Musically, the song’s slow burn supports a reading of delayed realization. The listener is not always hit immediately; the discomfort accumulates as details stack. By the time the emotional stakes become explicit, you understand why this track is often ranked among Swift’s strongest Evermore work: it trusts subtlety, it respects pain without glamorizing it, and it offers no fake fairy-tale ending—only the courage of naming the truth out loud.
Frequently Asked Questions
What is “Tolerate It” about?
The song portrays a relationship where one partner’s devotion is not reciprocated with equal care; instead, their love is merely tolerated, creating a quiet but painful power imbalance.

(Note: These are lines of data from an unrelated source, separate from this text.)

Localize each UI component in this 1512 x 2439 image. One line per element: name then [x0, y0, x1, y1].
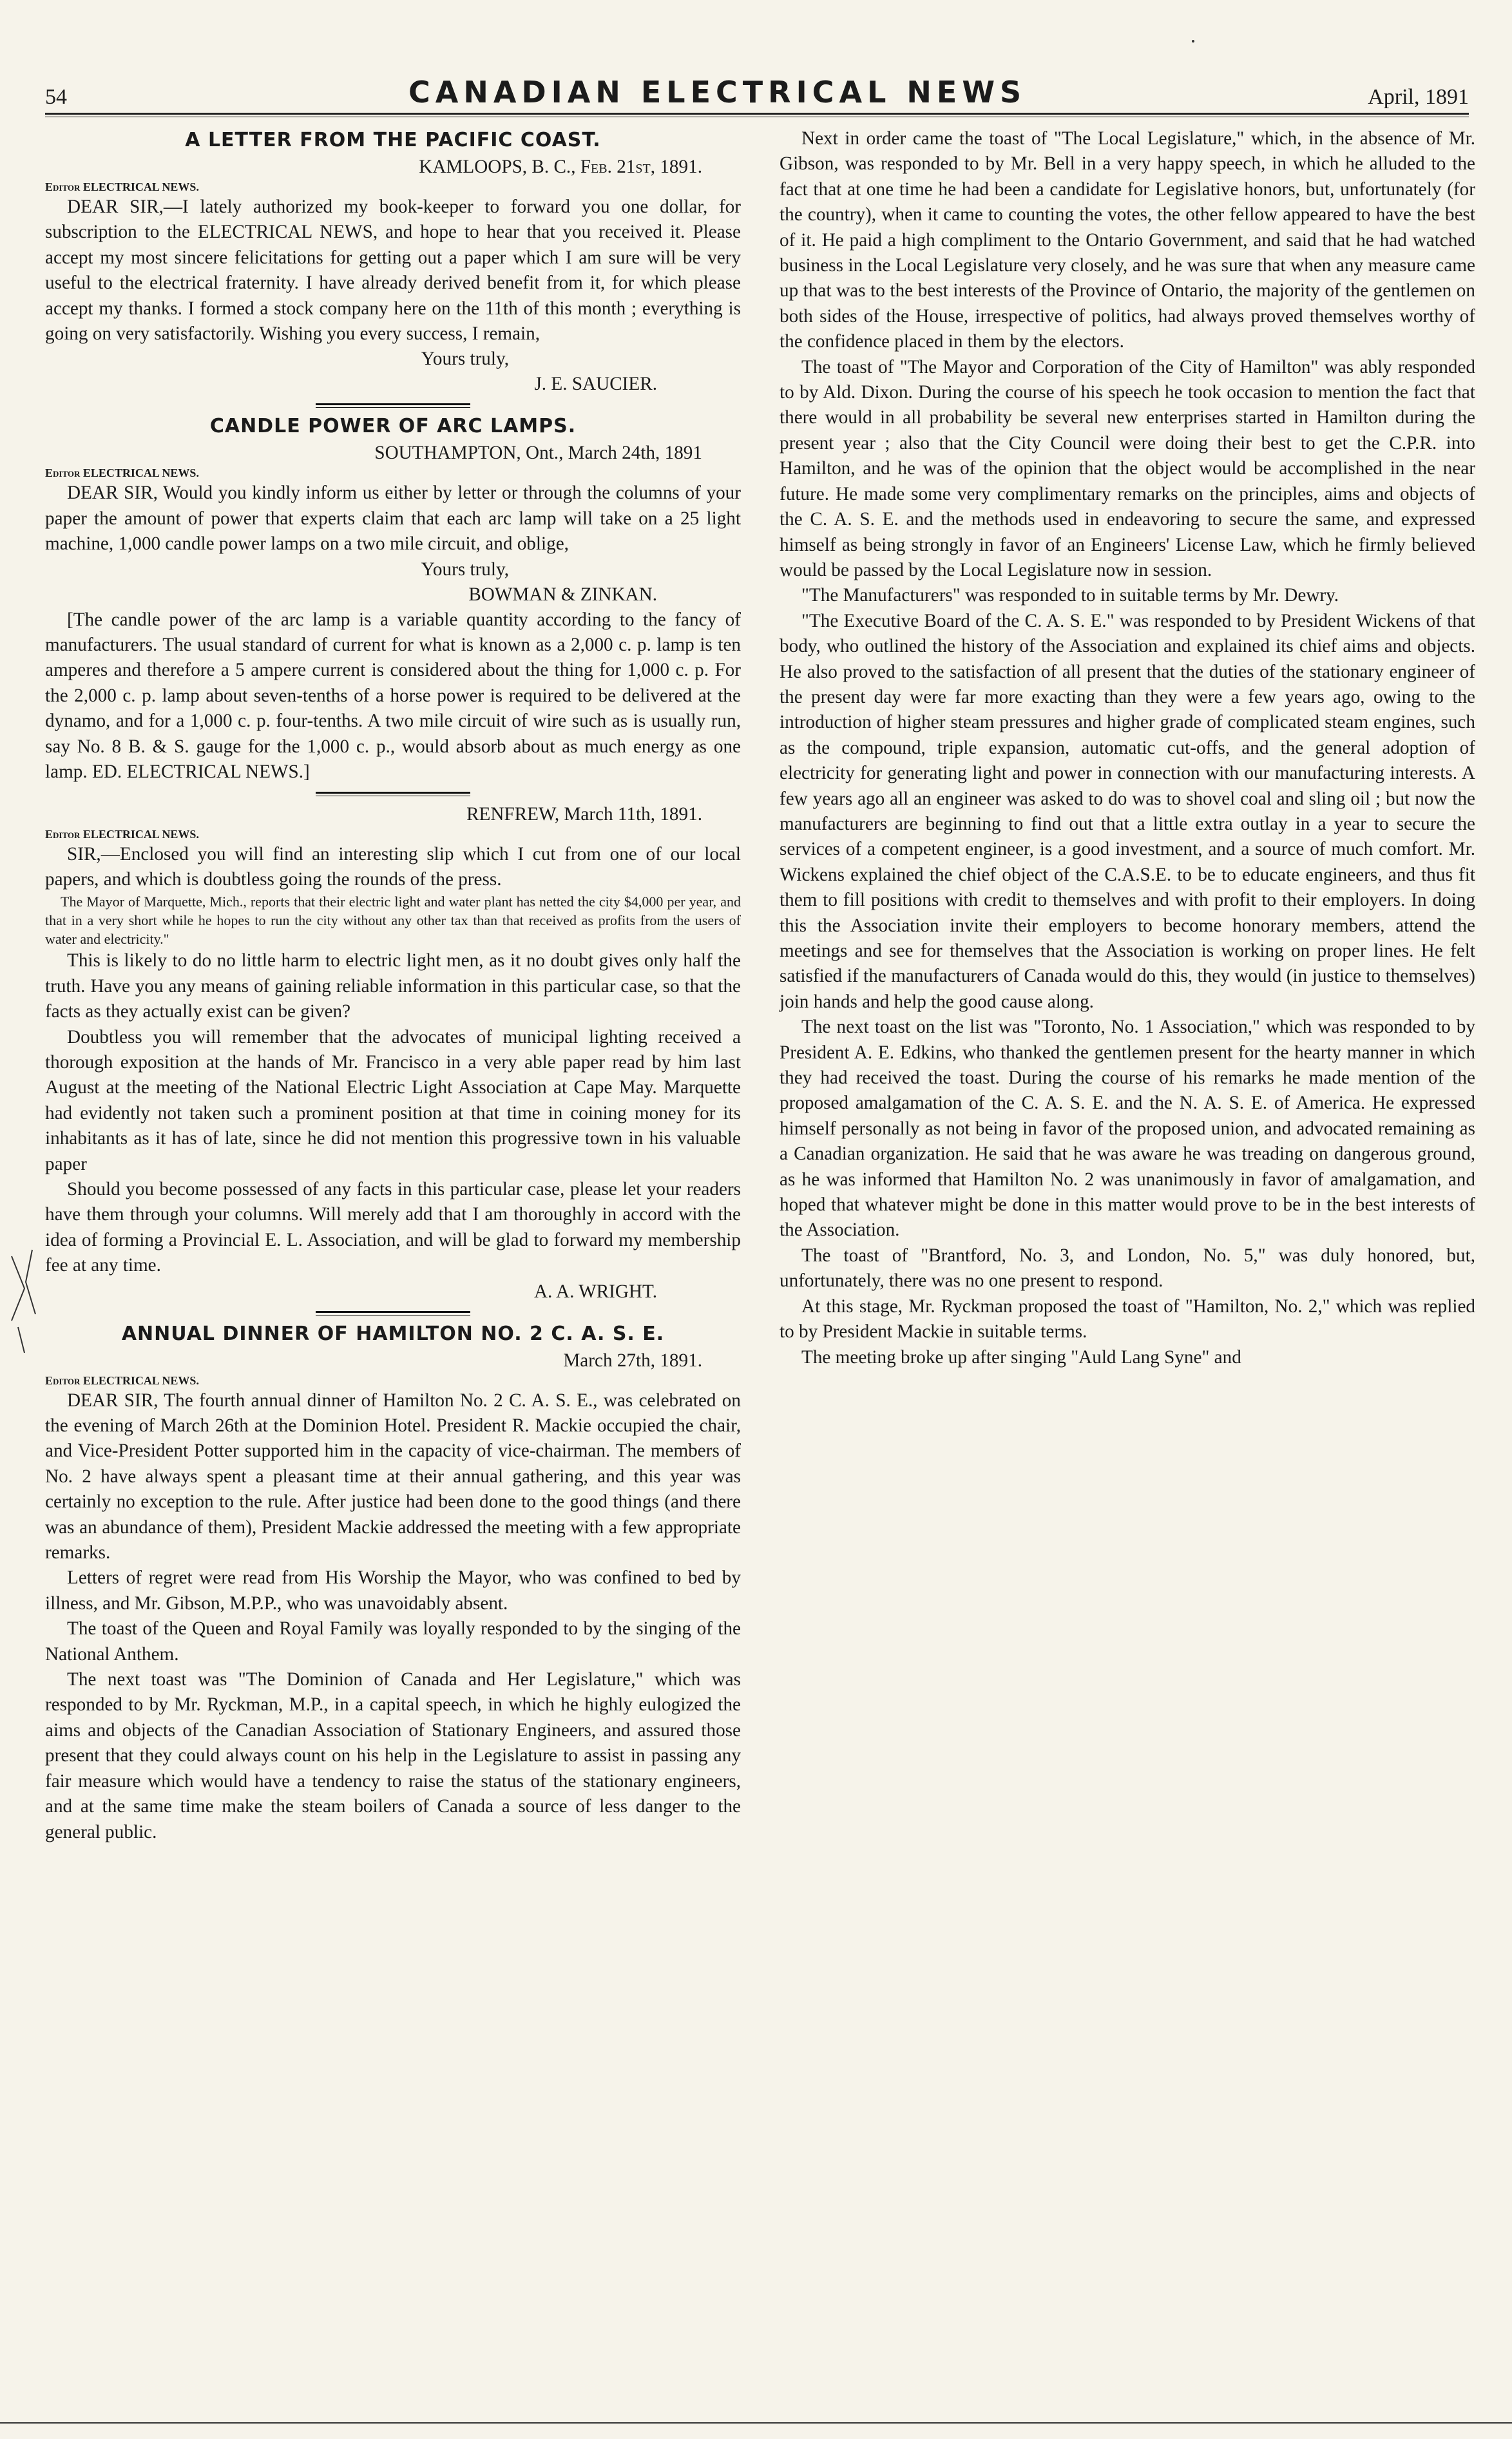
closing-yours-truly: Yours truly,	[421, 559, 509, 580]
dinner-para: The meeting broke up after singing "Auld Lang Syne" and	[801, 1346, 1241, 1368]
newspaper-clipping: The Mayor of Marquette, Mich., reports that their electric light and water plant has netted the city $4,000 per year, and that in a very short while he hopes to run the city without any other tax than that received as profits from the users of water and electricity."	[45, 894, 741, 948]
signature-wright: A. A. WRIGHT.	[533, 1281, 657, 1302]
dinner-para: "The Executive Board of the C. A. S. E." was responded to by President Wickens of that body, who outlined the history of the Association and explained its chief aims and objects. He also proved to the satisfaction of all present that the duties of the stationary engineer of the present day were far more exacting than they were a few years ago, owing to the introduction of higher steam pressures and higher grade of complicated steam engines, such as the compound, triple expansion, automatic cut-offs, and the general adoption of electricity for generating light and power in connection with our manufacturing interests. A few years ago all an engineer was asked to do was to shovel coal and sling oil ; but now the manufacturers are beginning to find out that a little extra outlay in a year to secure the services of a competent engineer, is a good investment, and a source of much comfort. Mr. Wickens explained the chief object of the C.A.S.E. to be to educate engineers, and thus fit them to fill positions with credit to themselves and with profit to their employers. In doing this the Association invite their employers to become honorary members, attend the meetings and see for themselves that the Association is working on proper lines. He felt satisfied if the manufacturers of Canada would do this, they would (in justice to themselves) join hands and help the good cause along.	[780, 610, 1475, 1012]
dinner-para: The next toast on the list was "Toronto, No. 1 Association," which was responded to by President A. E. Edkins, who thanked the gentlemen present for the hearty manner in which they had received the toast. During the course of his remarks he made mention of the proposed amalgamation of the C. A. S. E. and the N. A. S. E. of America. He expressed himself personally as not being in favor of the proposed union, and advocated remaining as a Canadian organization. He said that he was aware he was treading on dangerous ground, as he was informed that Hamilton No. 2 was unanimously in favor of amalgamation, and hoped that whatever might be done in this matter would prove to be in the best interests of the Association.	[780, 1017, 1475, 1241]
dinner-para: The toast of the Queen and Royal Family was loyally responded to by the singing of the National Anthem.	[45, 1618, 741, 1665]
print-speck	[1192, 40, 1194, 43]
editor-salutation: Editor ELECTRICAL NEWS.	[45, 827, 199, 841]
dateline-renfrew: RENFREW, March 11th, 1891.	[466, 803, 702, 825]
page-header	[45, 58, 1469, 110]
dinner-para: Next in order came the toast of "The Local Legislature," which, in the absence of Mr. Gibson, was responded to by Mr. Bell in a very happy speech, in which he alluded to the fact that at one time he had been a candidate for Legislative honors, but, unfortunately (for the country), when it came to counting the votes, the other fellow appeared to have the best of it. He paid a high compliment to the Ontario Government, and said that he had watched business in the Local Legislature very closely, and he was sure that when any measure came up that was to the best interests of the Province of Ontario, the majority of the gentlemen on both sides of the House, irrespective of politics, had always proved themselves worthy of the confidence placed in them by the electors.	[780, 128, 1475, 352]
page-number: 54	[45, 85, 67, 109]
dateline-march-27: March 27th, 1891.	[563, 1350, 702, 1371]
letter-renfrew-para: Should you become possessed of any facts in this particular case, please let your readers have them through your columns. Will merely add that I am thoroughly in accord with the idea of forming a Provincial E. L. Association, and will be glad to forward my membership fee at any time.	[45, 1178, 741, 1276]
closing-yours-truly: Yours truly,	[421, 349, 509, 370]
dateline-southampton: SOUTHAMPTON, Ont., March 24th, 1891	[374, 443, 702, 464]
editor-salutation: Editor ELECTRICAL NEWS.	[45, 180, 199, 193]
letter-renfrew-para: This is likely to do no little harm to electric light men, as it no doubt gives only half the truth. Have you any means of gaining reliable information in this particular case, so that the facts as they actually exist can be given?	[45, 950, 741, 1022]
header-rule	[45, 113, 1469, 115]
issue-date: April, 1891	[1368, 85, 1469, 109]
headline-candle-power: CANDLE POWER OF ARC LAMPS.	[209, 415, 577, 438]
section-divider	[45, 788, 741, 799]
masthead-title: CANADIAN ELECTRICAL NEWS	[408, 75, 1027, 110]
section-divider	[45, 1307, 741, 1319]
dinner-para: The toast of "Brantford, No. 3, and London, No. 5," was duly honored, but, unfortunately, there was no one present to respond.	[780, 1245, 1475, 1292]
letter-renfrew-para: SIR,—Enclosed you will find an interesting slip which I cut from one of our local papers, and which is doubtless going the rounds of the press.	[45, 843, 741, 890]
letter-renfrew-para: Doubtless you will remember that the advocates of municipal lighting received a thorough exposition at the hands of Mr. Francisco in a very able paper read by him last August at the meeting of the National Electric Light Association at Cape May. Marquette had evidently not taken such a prominent position at that time in coining money for its inhabitants as it has of late, since he did not mention this progressive town in his valuable paper	[45, 1026, 741, 1174]
dateline-kamloops: KAMLOOPS, B. C., Feb. 21st, 1891.	[419, 157, 702, 177]
letter-body-bowman: DEAR SIR, Would you kindly inform us either by letter or through the columns of your paper the amount of power that experts claim that each arc lamp will take on a 25 light machine, 1,000 candle power lamps on a two mile circuit, and oblige,	[45, 483, 741, 555]
editor-reply-candle-power: [The candle power of the arc lamp is a variable quantity according to the fancy of manufacturers. The usual standard of current for what is known as a 2,000 c. p. lamp is ten amperes and therefore a 5 ampere current is considered about the thing for 1,000 c. p. For the 2,000 c. p. lamp about seven-tenths of a horse power is required to be delivered at the dynamo, and for a 1,000 c. p. four-tenths. A two mile circuit of wire such as is usually run, say No. 8 B. & S. gauge for the 1,000 c. p., would absorb about as much energy as one lamp. ED. ELECTRICAL NEWS.]	[45, 609, 741, 783]
section-divider	[45, 399, 741, 411]
dinner-para: "The Manufacturers" was responded to in suitable terms by Mr. Dewry.	[801, 585, 1339, 606]
letter-body-saucier: DEAR SIR,—I lately authorized my book-keeper to forward you one dollar, for subscription to the ELECTRICAL NEWS, and hope to hear that you received it. Please accept my most sincere felicitations for getting out a paper which I am sure will be very useful to the electrical fraternity. I have already derived benefit from it, for which please accept my thanks. I formed a stock company here on the 11th of this month ; everything is going on very satisfactorily. Wishing you every success, I remain,	[45, 196, 741, 345]
handwritten-margin-mark	[6, 1243, 45, 1366]
left-column	[45, 126, 741, 1845]
dinner-para: DEAR SIR, The fourth annual dinner of Hamilton No. 2 C. A. S. E., was celebrated on the evening of March 26th at the Dominion Hotel. President R. Mackie occupied the chair, and Vice-President Potter supported him in the capacity of vice-chairman. The members of No. 2 have always spent a pleasant time at their annual gathering, and this year was certainly no exception to the rule. After justice had been done to the good things (and there was an abundance of them), President Mackie addressed the meeting with a few appropriate remarks.	[45, 1390, 741, 1564]
editor-salutation: Editor ELECTRICAL NEWS.	[45, 1373, 199, 1387]
bottom-rule	[0, 2422, 1512, 2424]
right-column	[780, 126, 1475, 1370]
dinner-para-continued: The next toast was "The Dominion of Canada and Her Legislature," which was responded to by Mr. Ryckman, M.P., in a capital speech, in which he highly eulogized the aims and objects of the Canadian Association of Stationary Engineers, and assured those present that they could always count on his help in the Legislature to assist in passing any fair measure which would have a tendency to raise the status of the stationary engineers, and at the same time make the steam boilers of Canada a source of less danger to the general public.	[45, 1669, 741, 1842]
editor-salutation: Editor ELECTRICAL NEWS.	[45, 466, 199, 480]
headline-annual-dinner: ANNUAL DINNER OF HAMILTON NO. 2 C. A. S. E.	[121, 1322, 665, 1345]
signature-saucier: J. E. SAUCIER.	[534, 374, 657, 395]
headline-pacific-letter: A LETTER FROM THE PACIFIC COAST.	[185, 129, 601, 151]
dinner-para: At this stage, Mr. Ryckman proposed the toast of "Hamilton, No. 2," which was replied to by President Mackie in suitable terms.	[780, 1296, 1475, 1343]
dinner-para: Letters of regret were read from His Worship the Mayor, who was confined to bed by illness, and Mr. Gibson, M.P.P., who was unavoidably absent.	[45, 1567, 741, 1614]
signature-bowman-zinkan: BOWMAN & ZINKAN.	[468, 584, 657, 605]
dinner-para: The toast of "The Mayor and Corporation of the City of Hamilton" was ably responded to by Ald. Dixon. During the course of his speech he took occasion to mention the fact that there would in all probability be several new enterprises started in Hamilton during the present year ; also that the City Council were doing their best to get the C.P.R. into Hamilton, and he was of the opinion that the object would be accomplished in the near future. He made some very complimentary remarks on the principles, aims and objects of the C. A. S. E. and the methods used in endeavoring to secure the same, and expressed himself as being strongly in favor of an Engineers' License Law, which he firmly believed would be passed by the Local Legislature now in session.	[780, 356, 1475, 580]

Was “Tolerate It” inspired by Rebecca?
Swift has connected the song to inspiration from Daphne du Maurier’s novel Rebecca, particularly themes of unequal emotional power, erasure, and feeling diminished within a partnership.
Who produced “Tolerate It”?
Aaron Dessner produced “Tolerate It,” consistent with the atmospheric, narrative-driven indie folk and alternative textures on much of Evermore.
Which album contains “Tolerate It” and when was it released?
“Tolerate It” is track five on Taylor Swift’s ninth studio album, Evermore, released December 11, 2020.